…all desires known

Almighty God, to you all hearts are open, all desires known, and from you no secrets are hid: Cleanse the thoughts of our hearts by the inspiration of your Holy Spirit, that we may perfectly love you and worthily magnify your holy Name; through Christ our Lord. Amen.   

The Miraculous Draught of Fishes, Sanzio Raffaello, 1515, Detail

One of our sisters lives in a nursing home nearby. The last time I brought her communion, she interrupted the liturgy at the collect for purity and declared, “I don’t love God perfectly and I wish to heck I could ‘worthily’ magnify God. But I DON’T! I CAN’T.”   

Sister wasn’t asking for my help. What was she doing? Throwing down the gauntlet? Drawing a line in the sand? Just expressing spiritual frustration? The thing is, this sister and I get caught in the same kinds of spiritual traps. So at least I understood. I can step easily into that endless loop of unworthiness: I’m so unworthy I can’t even begin to hope to be redeemed or saved. Or loved.  Or pitied.  Or even noticed. Since all my effort to love God perfectly fails so miserably, it’s not worth praying at all. So there.   

Julian of Norwich has a prayer: grant me that love which thou desirest of me.  This prayer reverses the negative loop for me. Okay. Please GIVE me that love that I need to love you.  Clever!  This puts the burden upon God to give me that which I need to love God! But more profoundly, it’s a form of holy surrender.  I know I can’t manage this on my own, on my own power, my own initiative, my own strength, my own resources. I shouldn’t expect to! “We do not know how to pray as we ought,” said St. Paul, “but the Spirit intercedes for us with sighs to deep for words”.  That’s enough.   

Sister and I decided that we’d pray the collect for purity several times a day and think about it during the week.   
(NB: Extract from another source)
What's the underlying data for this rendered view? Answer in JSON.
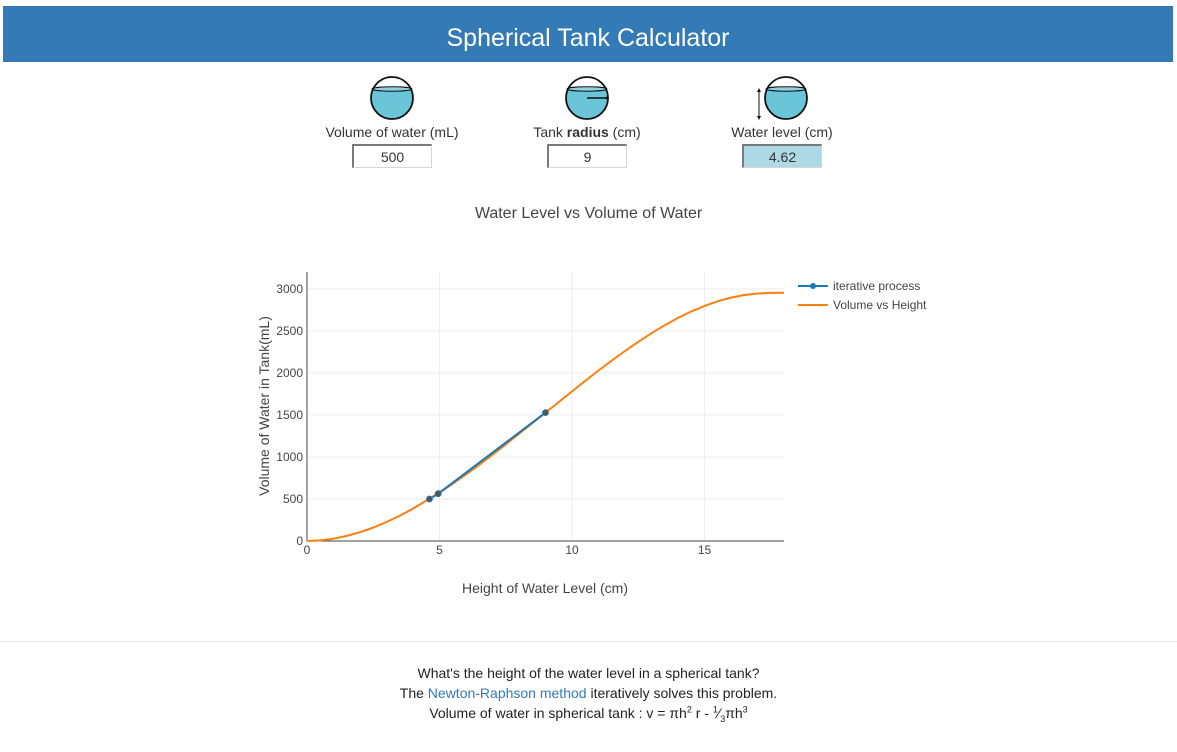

Like Julian’s prayer, the Collect for Purity puts the burden upon the Divine to prepare us worthily for worship. Cleanse the thoughts of our hearts by the inspiration  of your Holy Spirit. I’m asking the Holy Spirit to cleanse my character – my attention, my mind and heart my motivations. In that cleansing I find that I can love God – which I wouldn’t know how to do even if I had the power myself.  And what’s perfect anyway?  Sometimes when I think I’ve failed, I’ve succeeded in some moral victory; a situation I perceive as unhappy turns out full of grace; a terrible mistake turns to a weird kind of blessing in some larger design of things. I can’t know what’s perfect. And to perfectly love God? Impossible. But I can wrap myself in my mantle like Elijah and step outside the crevice and let that Spirit sigh and breath, come and go, shake and crack the rocks, sing and whisper within the sound of sheer silence.   

For me, the practice of Julian’s prayer helps me let go of the control I think I need to approach worship in a worthy manner.  When I thought about the prayer this week the phrase that most touched me was this: all desires known.   I don’t know if it’s true that this prayer was composed for Charlemagne’s coronation. (God knows your desires. God sees your secrets. So you just watch it!) But because of my conversation with Sister, for the first time in many years I asked myself, “what IS your desire?”    

For the first time in my life, I think I can say, “God knows.” For like the loop of negativity reversed by Julian’s prayer, the loop of ambition reverses in the collect for purity.  My desires are hid with God. God knows what I desire. I don’t even have to know. It sounds dis-spirited and defeated, but there it is. Give me that love THOU desirest of me. That’s enough.

2 Responses to “…all desires known”

  1. Su Murdock Says:

    I love this reflection. It really is all about God, giving us Love, drawing us to God’s self, showing us our need, knowing our deepest desires. Thanks for the reminder. And I am enjoying the meditations as well.

  2. Pilar Londono-Kent Says:

    I think that is exactly what St. Ignatious’s instructs in his spiritual exercises: to be in the presence of God and ask for the help of the Holy Spirit to see things ad God sees them, love them as God loves them and discern their meaning.